AI now stands at a similar juncture. We can treat each malfunction as a surprising accident, or we can recognize them as patterned, predictable, and ultimately manageable.
Practical Takeaways
So what should we do with this insight?
- For builders: Instrument your systems for diagnostics. Don’t just track accuracy, track drift, looping, and misalignment. Think of it as a machine “check-up.”
- For leaders: Build governance around pattern recognition. Assume malfunctions will happen; the differentiator will be how quickly your teams can identify the type and respond.
- For everyday users: Develop literacy in recognizing AI’s bad habits. When you see a chatbot hallucinate, know that you’re encountering a well-documented pattern, not a random glitch.
Closing Reflection
Psychopathia Machinalis reframes AI safety in a human way. It doesn’t ask us to imagine alien minds plotting against us. It asks us to notice the quieter, more mundane truth: machines, like people, falter in patterned ways.
And that reframing matters. Because once you see the pattern, you can prepare for it. You can build systems, safeguards, and habits that anticipate failure rather than react in shock.

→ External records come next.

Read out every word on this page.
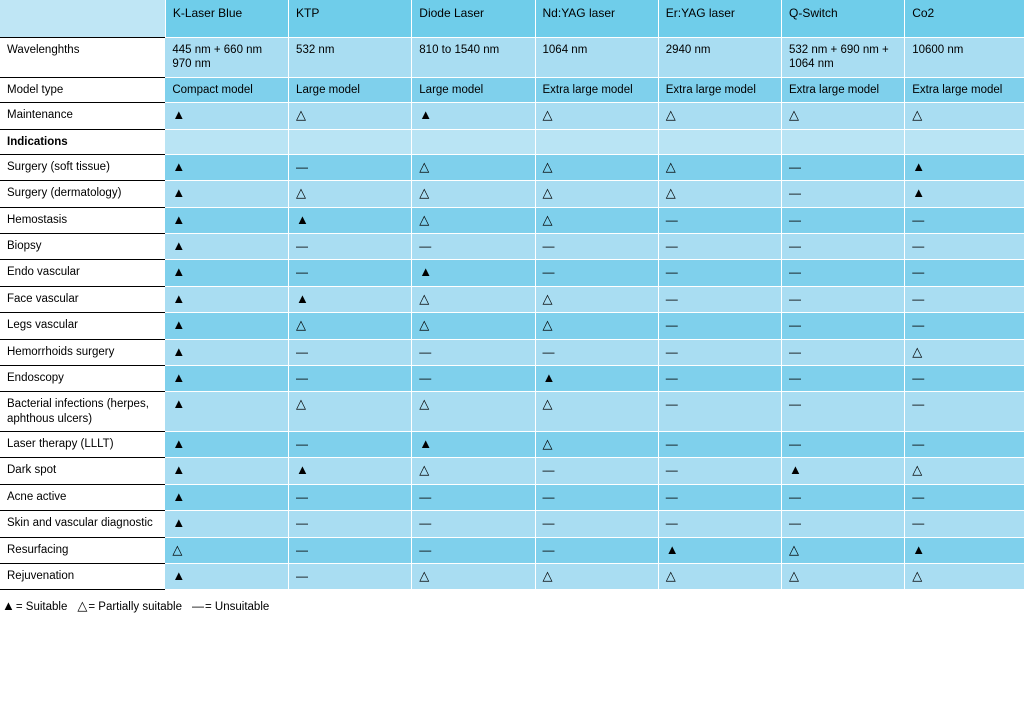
	K-Laser Blue	KTP	Diode Laser	Nd:YAG laser	Er:YAG laser	Q-Switch	Co2
Wavelenghths	445 nm + 660 nm 970 nm	532 nm	810 to 1540 nm	1064 nm	2940 nm	532 nm + 690 nm + 1064 nm	10600 nm
Model type	Compact model	Large model	Large model	Extra large model	Extra large model	Extra large model	Extra large model
Maintenance	▲	△	▲	△	△	△	△
Indications							
Surgery (soft tissue)	▲	—	△	△	△	—	▲
Surgery (dermatology)	▲	△	△	△	△	—	▲
Hemostasis	▲	▲	△	△	—	—	—
Biopsy	▲	—	—	—	—	—	—
Endo vascular	▲	—	▲	—	—	—	—
Face vascular	▲	▲	△	△	—	—	—
Legs vascular	▲	△	△	△	—	—	—
Hemorrhoids surgery	▲	—	—	—	—	—	△
Endoscopy	▲	—	—	▲	—	—	—
Bacterial infections (herpes, aphthous ulcers)	▲	△	△	△	—	—	—
Laser therapy (LLLT)	▲	—	▲	△	—	—	—
Dark spot	▲	▲	△	—	—	▲	△
Acne active	▲	—	—	—	—	—	—
Skin and vascular diagnostic	▲	—	—	—	—	—	—
Resurfacing	△	—	—	—	▲	△	▲
Rejuvenation	▲	—	△	△	△	△	△
▲= Suitable △ = Partially suitable — = Unsuitable
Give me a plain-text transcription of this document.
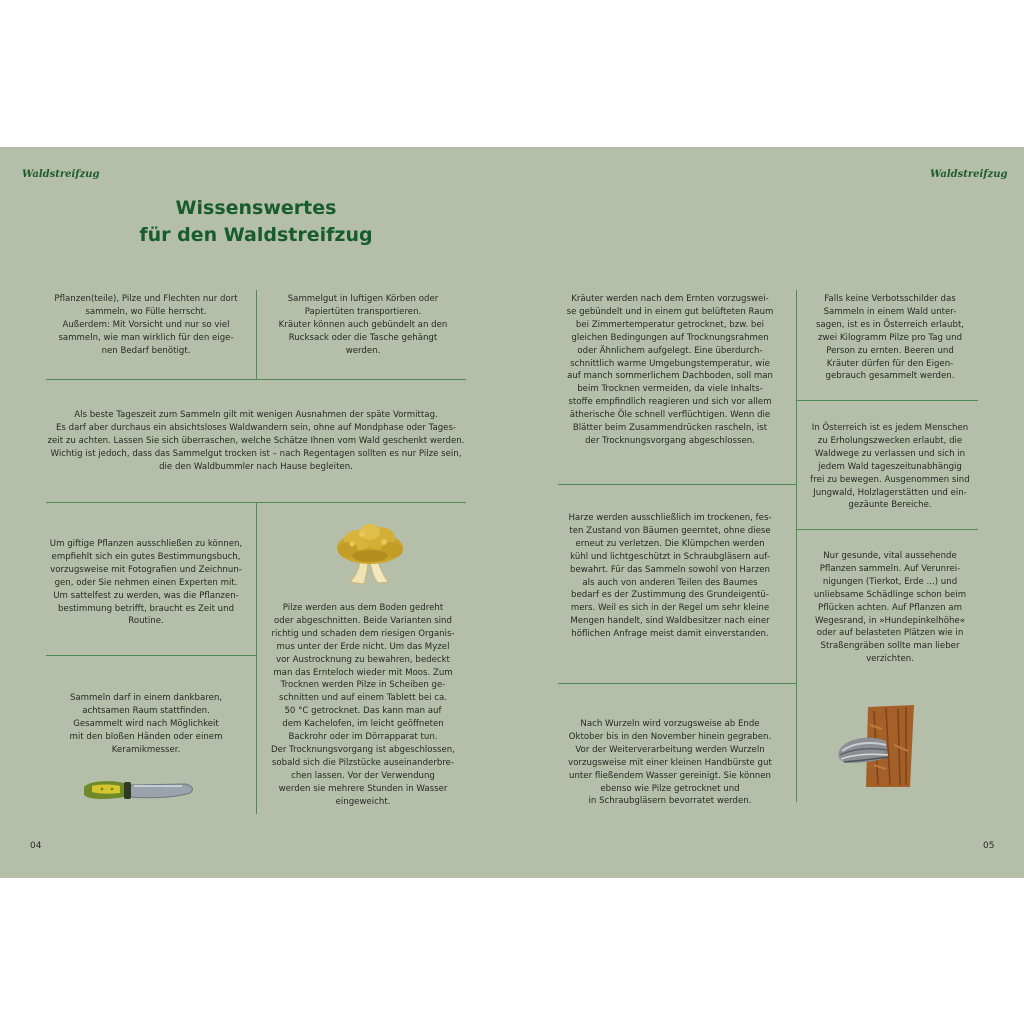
Waldstreifzug	Waldstreifzug
Wissenswertes
für den Waldstreifzug
Pflanzen(teile), Pilze und Flechten nur dort
sammeln, wo Fülle herrscht.
Außerdem: Mit Vorsicht und nur so viel
sammeln, wie man wirklich für den eige-
nen Bedarf benötigt.
Sammelgut in luftigen Körben oder
Papiertüten transportieren.
Kräuter können auch gebündelt an den
Rucksack oder die Tasche gehängt
werden.
Als beste Tageszeit zum Sammeln gilt mit wenigen Ausnahmen der späte Vormittag.
Es darf aber durchaus ein absichtsloses Waldwandern sein, ohne auf Mondphase oder Tages-
zeit zu achten. Lassen Sie sich überraschen, welche Schätze Ihnen vom Wald geschenkt werden.
Wichtig ist jedoch, dass das Sammelgut trocken ist – nach Regentagen sollten es nur Pilze sein,
die den Waldbummler nach Hause begleiten.
Um giftige Pflanzen ausschließen zu können,
empfiehlt sich ein gutes Bestimmungsbuch,
vorzugsweise mit Fotografien und Zeichnun-
gen, oder Sie nehmen einen Experten mit.
Um sattelfest zu werden, was die Pflanzen-
bestimmung betrifft, braucht es Zeit und
Routine.
Pilze werden aus dem Boden gedreht
oder abgeschnitten. Beide Varianten sind
richtig und schaden dem riesigen Organis-
mus unter der Erde nicht. Um das Myzel
vor Austrocknung zu bewahren, bedeckt
man das Ernteloch wieder mit Moos. Zum
Trocknen werden Pilze in Scheiben ge-
schnitten und auf einem Tablett bei ca.
50 °C getrocknet. Das kann man auf
dem Kachelofen, im leicht geöffneten
Backrohr oder im Dörrapparat tun.
Der Trocknungsvorgang ist abgeschlossen,
sobald sich die Pilzstücke auseinanderbre-
chen lassen. Vor der Verwendung
werden sie mehrere Stunden in Wasser
eingeweicht.
Sammeln darf in einem dankbaren,
achtsamen Raum stattfinden.
Gesammelt wird nach Möglichkeit
mit den bloßen Händen oder einem
Keramikmesser.
04
Kräuter werden nach dem Ernten vorzugswei-
se gebündelt und in einem gut belüfteten Raum
bei Zimmertemperatur getrocknet, bzw. bei
gleichen Bedingungen auf Trocknungsrahmen
oder Ähnlichem aufgelegt. Eine überdurch-
schnittlich warme Umgebungstemperatur, wie
auf manch sommerlichem Dachboden, soll man
beim Trocknen vermeiden, da viele Inhalts-
stoffe empfindlich reagieren und sich vor allem
ätherische Öle schnell verflüchtigen. Wenn die
Blätter beim Zusammendrücken rascheln, ist
der Trocknungsvorgang abgeschlossen.
Falls keine Verbotsschilder das
Sammeln in einem Wald unter-
sagen, ist es in Österreich erlaubt,
zwei Kilogramm Pilze pro Tag und
Person zu ernten. Beeren und
Kräuter dürfen für den Eigen-
gebrauch gesammelt werden.
In Österreich ist es jedem Menschen
zu Erholungszwecken erlaubt, die
Waldwege zu verlassen und sich in
jedem Wald tageszeitunabhängig
frei zu bewegen. Ausgenommen sind
Jungwald, Holzlagerstätten und ein-
gezäunte Bereiche.
Harze werden ausschließlich im trockenen, fes-
ten Zustand von Bäumen geerntet, ohne diese
erneut zu verletzen. Die Klümpchen werden
kühl und lichtgeschützt in Schraubgläsern auf-
bewahrt. Für das Sammeln sowohl von Harzen
als auch von anderen Teilen des Baumes
bedarf es der Zustimmung des Grundeigentü-
mers. Weil es sich in der Regel um sehr kleine
Mengen handelt, sind Waldbesitzer nach einer
höflichen Anfrage meist damit einverstanden.
Nur gesunde, vital aussehende
Pflanzen sammeln. Auf Verunrei-
nigungen (Tierkot, Erde ...) und
unliebsame Schädlinge schon beim
Pflücken achten. Auf Pflanzen am
Wegesrand, in »Hundepinkelhöhe«
oder auf belasteten Plätzen wie in
Straßengräben sollte man lieber
verzichten.
Nach Wurzeln wird vorzugsweise ab Ende
Oktober bis in den November hinein gegraben.
Vor der Weiterverarbeitung werden Wurzeln
vorzugsweise mit einer kleinen Handbürste gut
unter fließendem Wasser gereinigt. Sie können
ebenso wie Pilze getrocknet und
in Schraubgläsern bevorratet werden.
05
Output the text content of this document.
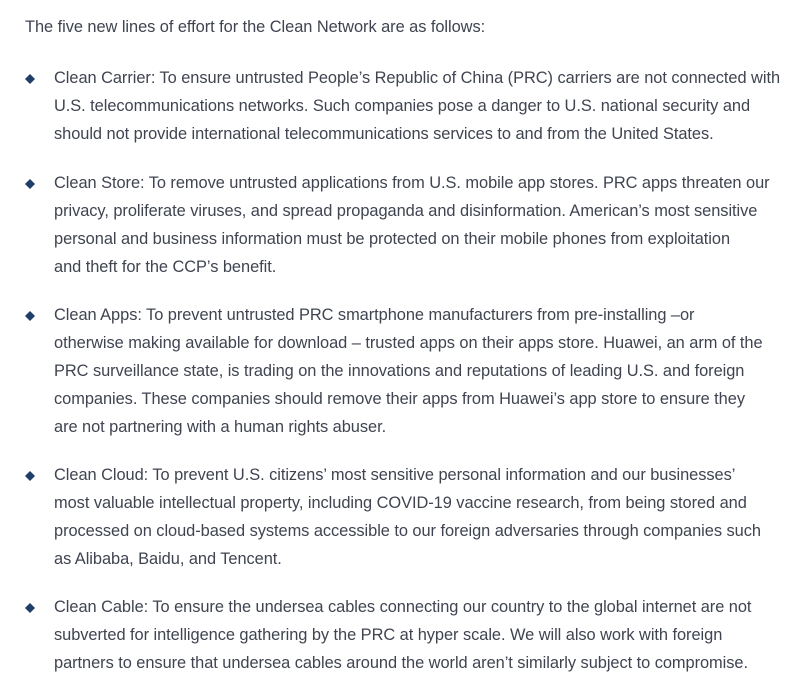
The five new lines of effort for the Clean Network are as follows:

Clean Carrier: To ensure untrusted People’s Republic of China (PRC) carriers are not connected with

U.S. telecommunications networks. Such companies pose a danger to U.S. national security and

should not provide international telecommunications services to and from the United States.

Clean Store: To remove untrusted applications from U.S. mobile app stores. PRC apps threaten our

privacy, proliferate viruses, and spread propaganda and disinformation. American’s most sensitive

personal and business information must be protected on their mobile phones from exploitation

and theft for the CCP’s benefit.

Clean Apps: To prevent untrusted PRC smartphone manufacturers from pre-installing –or

otherwise making available for download – trusted apps on their apps store. Huawei, an arm of the

PRC surveillance state, is trading on the innovations and reputations of leading U.S. and foreign

companies. These companies should remove their apps from Huawei’s app store to ensure they

are not partnering with a human rights abuser.

Clean Cloud: To prevent U.S. citizens’ most sensitive personal information and our businesses’

most valuable intellectual property, including COVID-19 vaccine research, from being stored and

processed on cloud-based systems accessible to our foreign adversaries through companies such

as Alibaba, Baidu, and Tencent.

Clean Cable: To ensure the undersea cables connecting our country to the global internet are not

subverted for intelligence gathering by the PRC at hyper scale. We will also work with foreign

partners to ensure that undersea cables around the world aren’t similarly subject to compromise.
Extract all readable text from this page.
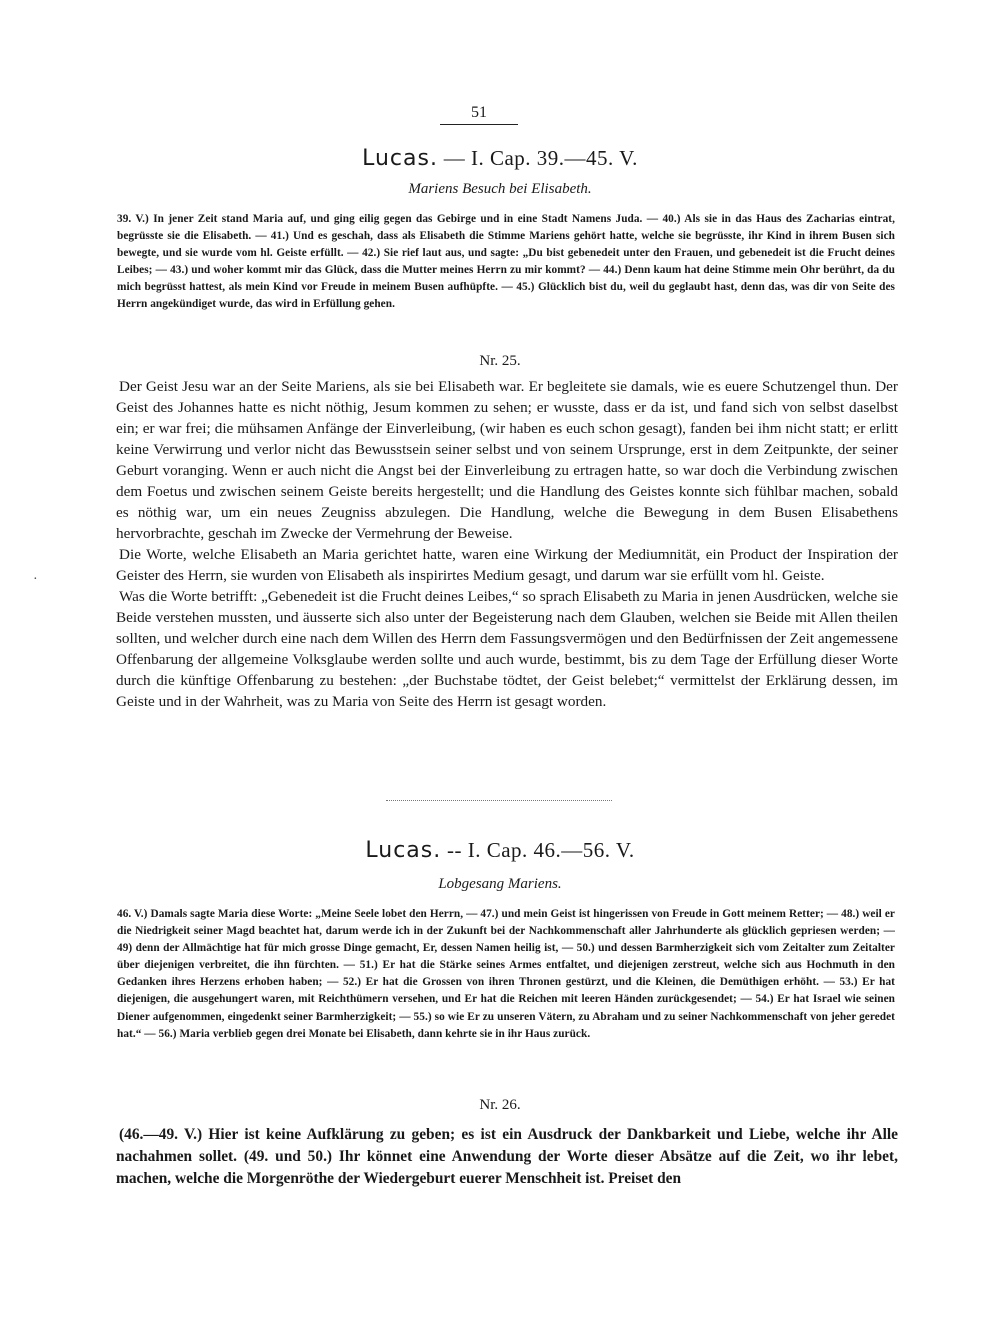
51
Lucas. — I. Cap. 39.—45. V.
Mariens Besuch bei Elisabeth.

39. V.) In jener Zeit stand Maria auf, und ging eilig gegen das Gebirge und in eine Stadt Namens Juda. — 40.) Als sie in das Haus des Zacharias eintrat, begrüsste sie die Elisabeth. — 41.) Und es geschah, dass als Elisabeth die Stimme Mariens gehört hatte, welche sie begrüsste, ihr Kind in ihrem Busen sich bewegte, und sie wurde vom hl. Geiste erfüllt. — 42.) Sie rief laut aus, und sagte: „Du bist gebenedeit unter den Frauen, und gebenedeit ist die Frucht deines Leibes; — 43.) und woher kommt mir das Glück, dass die Mutter meines Herrn zu mir kommt? — 44.) Denn kaum hat deine Stimme mein Ohr berührt, da du mich begrüsst hattest, als mein Kind vor Freude in meinem Busen aufhüpfte. — 45.) Glücklich bist du, weil du geglaubt hast, denn das, was dir von Seite des Herrn angekündiget wurde, das wird in Erfüllung gehen.

Nr. 25.

Der Geist Jesu war an der Seite Mariens, als sie bei Elisabeth war. Er begleitete sie damals, wie es euere Schutzengel thun. Der Geist des Johannes hatte es nicht nöthig, Jesum kommen zu sehen; er wusste, dass er da ist, und fand sich von selbst daselbst ein; er war frei; die mühsamen Anfänge der Einverleibung, (wir haben es euch schon gesagt), fanden bei ihm nicht statt; er erlitt keine Verwirrung und verlor nicht das Bewusstsein seiner selbst und von seinem Ursprunge, erst in dem Zeitpunkte, der seiner Geburt voranging. Wenn er auch nicht die Angst bei der Einverleibung zu ertragen hatte, so war doch die Verbindung zwischen dem Foetus und zwischen seinem Geiste bereits hergestellt; und die Handlung des Geistes konnte sich fühlbar machen, sobald es nöthig war, um ein neues Zeugniss abzulegen. Die Handlung, welche die Bewegung in dem Busen Elisabethens hervorbrachte, geschah im Zwecke der Vermehrung der Beweise.

Die Worte, welche Elisabeth an Maria gerichtet hatte, waren eine Wirkung der Mediumnität, ein Product der Inspiration der Geister des Herrn, sie wurden von Elisabeth als inspirirtes Medium gesagt, und darum war sie erfüllt vom hl. Geiste.

Was die Worte betrifft: „Gebenedeit ist die Frucht deines Leibes,“ so sprach Elisabeth zu Maria in jenen Ausdrücken, welche sie Beide verstehen mussten, und äusserte sich also unter der Begeisterung nach dem Glauben, welchen sie Beide mit Allen theilen sollten, und welcher durch eine nach dem Willen des Herrn dem Fassungsvermögen und den Bedürfnissen der Zeit angemessene Offenbarung der allgemeine Volksglaube werden sollte und auch wurde, bestimmt, bis zu dem Tage der Erfüllung dieser Worte durch die künftige Offenbarung zu bestehen: „der Buchstabe tödtet, der Geist belebet;“ vermittelst der Erklärung dessen, im Geiste und in der Wahrheit, was zu Maria von Seite des Herrn ist gesagt worden.

·
Lucas. -- I. Cap. 46.—56. V.
Lobgesang Mariens.

46. V.) Damals sagte Maria diese Worte: „Meine Seele lobet den Herrn, — 47.) und mein Geist ist hingerissen von Freude in Gott meinem Retter; — 48.) weil er die Niedrigkeit seiner Magd beachtet hat, darum werde ich in der Zukunft bei der Nachkommenschaft aller Jahrhunderte als glücklich gepriesen werden; — 49) denn der Allmächtige hat für mich grosse Dinge gemacht, Er, dessen Namen heilig ist, — 50.) und dessen Barmherzigkeit sich vom Zeitalter zum Zeitalter über diejenigen verbreitet, die ihn fürchten. — 51.) Er hat die Stärke seines Armes entfaltet, und diejenigen zerstreut, welche sich aus Hochmuth in den Gedanken ihres Herzens erhoben haben; — 52.) Er hat die Grossen von ihren Thronen gestürzt, und die Kleinen, die Demüthigen erhöht. — 53.) Er hat diejenigen, die ausgehungert waren, mit Reichthümern versehen, und Er hat die Reichen mit leeren Händen zurückgesendet; — 54.) Er hat Israel wie seinen Diener aufgenommen, eingedenkt seiner Barmherzigkeit; — 55.) so wie Er zu unseren Vätern, zu Abraham und zu seiner Nachkommenschaft von jeher geredet hat.“ — 56.) Maria verblieb gegen drei Monate bei Elisabeth, dann kehrte sie in ihr Haus zurück.

Nr. 26.

(46.—49. V.) Hier ist keine Aufklärung zu geben; es ist ein Ausdruck der Dankbarkeit und Liebe, welche ihr Alle nachahmen sollet. (49. und 50.) Ihr könnet eine Anwendung der Worte dieser Absätze auf die Zeit, wo ihr lebet, machen, welche die Morgenröthe der Wiedergeburt euerer Menschheit ist. Preiset den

The deeper lesson is this: intelligence, whether human or artificial, is shaped by its habits. What we practice, we become. What we repeat, we reinforce. Machines are no different.
If psychology taught us that naming disorders was the beginning of healing, perhaps machine psychology will teach us that naming malfunctions is the beginning of safety.
The question that lingers is not whether AI will fail. It will. The question is whether we will do the quiet, repetitive work of diagnosing, classifying, and correcting, until the work itself changes how we build.